Due to the increased use of social media in the past few years, a large volume of data has been accumulated which contains human sentiments and opinions. The field that deals with the automated extraction of opinions is named opinion mining. In this paper, we evaluate the performance of an LVQ neural network on document level analysis using a benchmark movie review dataset. Document-level opinion mining aims at classifying a text, usually as positive or negative based on its overall sentiment. In order to reduce the dimensions of the reviews' vector representations, we use the feature selection method Information Gain. We use an exhaustive grid search for hyperparameter tuning and two methods for performance evaluation: a nested cross validation and a non-nested 10-fold cross validation.
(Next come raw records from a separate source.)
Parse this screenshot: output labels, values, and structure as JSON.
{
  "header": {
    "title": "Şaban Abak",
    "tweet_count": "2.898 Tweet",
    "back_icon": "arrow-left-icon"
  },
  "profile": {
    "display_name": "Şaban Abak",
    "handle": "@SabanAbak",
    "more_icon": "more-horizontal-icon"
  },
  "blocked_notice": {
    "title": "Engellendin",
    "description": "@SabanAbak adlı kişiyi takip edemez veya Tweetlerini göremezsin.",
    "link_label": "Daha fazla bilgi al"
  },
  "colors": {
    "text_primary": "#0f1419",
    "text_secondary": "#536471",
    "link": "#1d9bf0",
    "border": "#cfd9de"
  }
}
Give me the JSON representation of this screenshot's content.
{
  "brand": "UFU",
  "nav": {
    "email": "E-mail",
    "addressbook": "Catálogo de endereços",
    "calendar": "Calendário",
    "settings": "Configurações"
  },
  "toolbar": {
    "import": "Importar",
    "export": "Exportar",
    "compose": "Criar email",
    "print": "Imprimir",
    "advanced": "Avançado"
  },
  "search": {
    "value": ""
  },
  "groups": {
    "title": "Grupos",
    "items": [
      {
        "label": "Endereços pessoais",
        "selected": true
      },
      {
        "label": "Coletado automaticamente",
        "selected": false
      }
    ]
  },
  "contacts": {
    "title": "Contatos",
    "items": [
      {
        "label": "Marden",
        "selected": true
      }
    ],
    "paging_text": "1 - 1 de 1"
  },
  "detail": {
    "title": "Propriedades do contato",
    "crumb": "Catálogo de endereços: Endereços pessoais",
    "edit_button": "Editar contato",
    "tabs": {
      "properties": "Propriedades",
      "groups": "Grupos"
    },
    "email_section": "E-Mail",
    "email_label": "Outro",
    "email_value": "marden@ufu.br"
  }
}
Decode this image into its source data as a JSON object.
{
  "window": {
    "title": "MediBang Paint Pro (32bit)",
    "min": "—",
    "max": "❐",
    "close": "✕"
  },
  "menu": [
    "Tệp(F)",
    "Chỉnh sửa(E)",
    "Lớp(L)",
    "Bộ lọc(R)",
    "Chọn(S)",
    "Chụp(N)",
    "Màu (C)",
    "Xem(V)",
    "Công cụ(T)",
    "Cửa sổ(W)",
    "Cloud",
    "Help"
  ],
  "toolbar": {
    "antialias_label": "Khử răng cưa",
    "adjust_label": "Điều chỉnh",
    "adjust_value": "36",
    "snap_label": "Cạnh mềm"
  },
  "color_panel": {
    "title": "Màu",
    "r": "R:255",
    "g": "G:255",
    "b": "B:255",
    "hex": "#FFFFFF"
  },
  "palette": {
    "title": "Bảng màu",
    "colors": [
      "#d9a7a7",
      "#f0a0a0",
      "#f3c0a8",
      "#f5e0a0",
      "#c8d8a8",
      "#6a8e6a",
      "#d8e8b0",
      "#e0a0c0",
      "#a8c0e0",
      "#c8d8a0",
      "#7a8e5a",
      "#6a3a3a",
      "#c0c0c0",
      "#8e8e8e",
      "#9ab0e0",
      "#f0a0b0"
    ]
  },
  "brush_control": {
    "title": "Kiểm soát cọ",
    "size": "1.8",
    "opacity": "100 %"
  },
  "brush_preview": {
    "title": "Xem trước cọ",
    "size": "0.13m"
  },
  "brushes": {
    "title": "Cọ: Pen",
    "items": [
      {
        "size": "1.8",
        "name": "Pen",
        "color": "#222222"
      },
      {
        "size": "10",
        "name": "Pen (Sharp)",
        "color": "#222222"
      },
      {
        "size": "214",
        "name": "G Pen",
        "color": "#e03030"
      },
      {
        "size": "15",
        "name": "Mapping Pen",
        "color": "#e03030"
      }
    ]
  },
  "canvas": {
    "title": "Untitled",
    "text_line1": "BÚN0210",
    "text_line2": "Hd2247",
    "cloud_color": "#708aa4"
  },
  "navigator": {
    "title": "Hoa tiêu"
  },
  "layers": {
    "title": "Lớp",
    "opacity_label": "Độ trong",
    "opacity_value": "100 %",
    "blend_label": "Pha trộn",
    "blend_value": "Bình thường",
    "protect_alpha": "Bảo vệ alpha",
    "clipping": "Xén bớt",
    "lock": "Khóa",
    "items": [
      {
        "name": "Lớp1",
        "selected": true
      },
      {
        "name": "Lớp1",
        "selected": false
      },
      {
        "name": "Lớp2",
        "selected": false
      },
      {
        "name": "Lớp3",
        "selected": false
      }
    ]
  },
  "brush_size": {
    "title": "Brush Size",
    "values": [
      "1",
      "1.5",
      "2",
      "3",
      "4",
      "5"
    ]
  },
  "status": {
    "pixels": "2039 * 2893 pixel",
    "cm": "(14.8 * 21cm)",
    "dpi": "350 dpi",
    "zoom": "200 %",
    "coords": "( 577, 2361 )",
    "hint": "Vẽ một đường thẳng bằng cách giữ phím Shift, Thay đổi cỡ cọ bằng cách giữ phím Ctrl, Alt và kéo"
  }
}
We study the performance of our model for different numbers of selected features by Information-Gain.
基于LVQ神经网络的意见挖掘
在过去的几年里,由于社交媒体的使用越来越多,积累了大量的数据,其中包含了人类的情感和观点。处理意见自动提取的领域被称为意见挖掘。在本文中,我们使用基准电影评论数据集评估LVQ神经网络在文档级分析上的性能。文档级意见挖掘的目的是对文本进行分类,通常是根据文本的整体情绪进行正面或负面的分类。为了降低评论向量表示的维数,我们使用了特征选择方法信息增益。我们使用详尽的网格搜索进行超参数调优,并使用两种方法进行性能评估:嵌套交叉验证和非嵌套10倍交叉验证。我们通过信息增益来研究我们的模型在不同数量的选择特征下的性能。
本文章由计算机程序翻译,如有差异,请以英文原文为准。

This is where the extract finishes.